Since Charmed and Strange, Yoav has sold-out headline shows in Canada, the U.S., and Europe. He also embarked on a North American tour with Tori Amos, on which he sold over 9,000 copies of his album in three months. Yoav has also been featured as a "Single of the Week" artist on iTunes Canada. He also achieved a No.1 song in Russia, where he also received a special RAMP award (Rock Alternative Music Prize) in recognition of his achievements. After only one radio session in Denmark, Charmed and Strange climbed to number one on that country's iTunes album chart within 24 hours.

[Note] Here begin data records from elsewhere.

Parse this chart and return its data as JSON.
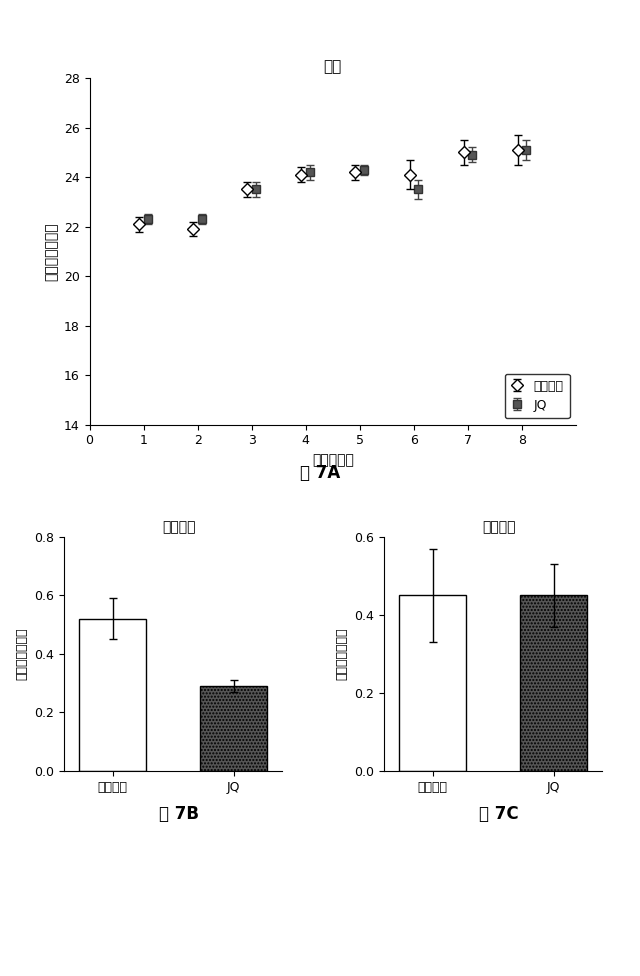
{
  "fig_width": 6.4,
  "fig_height": 9.76,
  "top_chart": {
    "title": "体重",
    "xlabel": "時間（週）",
    "ylabel": "体重（グラム）",
    "xlim": [
      0,
      9
    ],
    "ylim": [
      14.0,
      28.0
    ],
    "yticks": [
      14.0,
      16.0,
      18.0,
      20.0,
      22.0,
      24.0,
      26.0,
      28.0
    ],
    "xticks": [
      0,
      1,
      2,
      3,
      4,
      5,
      6,
      7,
      8
    ],
    "weeks": [
      1,
      2,
      3,
      4,
      5,
      6,
      7,
      8
    ],
    "vehicle_mean": [
      22.1,
      21.9,
      23.5,
      24.1,
      24.2,
      24.1,
      25.0,
      25.1
    ],
    "vehicle_err": [
      0.3,
      0.3,
      0.3,
      0.3,
      0.3,
      0.6,
      0.5,
      0.6
    ],
    "jq_mean": [
      22.3,
      22.3,
      23.5,
      24.2,
      24.3,
      23.5,
      24.9,
      25.1
    ],
    "jq_err": [
      0.2,
      0.2,
      0.3,
      0.3,
      0.2,
      0.4,
      0.3,
      0.4
    ],
    "legend_vehicle": "ビヒクル",
    "legend_jq": "JQ",
    "fig_label": "図 7A"
  },
  "bottom_left": {
    "title": "内臓脂肪",
    "ylabel": "体重（グラム）",
    "ylim": [
      0,
      0.8
    ],
    "yticks": [
      0,
      0.2,
      0.4,
      0.6,
      0.8
    ],
    "categories": [
      "ビヒクル",
      "JQ"
    ],
    "means": [
      0.52,
      0.29
    ],
    "errors": [
      0.07,
      0.02
    ],
    "bar_colors": [
      "white",
      "#555555"
    ],
    "bar_edgecolor": "black",
    "fig_label": "図 7B"
  },
  "bottom_right": {
    "title": "皮下脂肪",
    "ylabel": "体重（グラム）",
    "ylim": [
      0,
      0.6
    ],
    "yticks": [
      0,
      0.2,
      0.4,
      0.6
    ],
    "categories": [
      "ビヒクル",
      "JQ"
    ],
    "means": [
      0.45,
      0.45
    ],
    "errors": [
      0.12,
      0.08
    ],
    "bar_colors": [
      "white",
      "#555555"
    ],
    "bar_edgecolor": "black",
    "fig_label": "図 7C"
  }
}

Yoav and Jabulile Majola recorded a collaborative studio album entitled Unyazi; the album was released on June 28, 2024.

==Discography==

===Albums===
- Charmed and Strange (2008)
- A Foolproof Escape Plan (2010)
- Sucker Punch (2011) duet with Emily Browning covering Pixies's "Where Is My Mind?"
- Blood Vine (2012)
- Multiverse (2018)

===Collaborative albums ===
- Unyazi (Yoav, Jabulile Majola) (2024)

===EPs===
- Dopamine (2014)

==Awards and nominations==
===South African Music Awards===

! Ref.

| Year | Nominee / work | Award | Result | Ref. |
|---|---|---|---|---|
| 2025 | Unyazi | Best Alternative Album | Pending |  |

==On tour==
- Yoav opened for Tori Amos during her 93-show American Doll Posse World Tour in 2007, as well as her South African tour in 2011.
- Yoav opened for Underworld in February 2008 at the Roundhouse in London.
- Embarked on his own Charmed and Strange World Tour in 2008–2009, and A Foolproof Escape Plan World Tour in 2010.
- Yoav opened for Imogen Heap during the Ellipse tour in Johannesburg, South Africa in 2011.
- Yoav opened for Katie Melua during her tour in France, in 2011.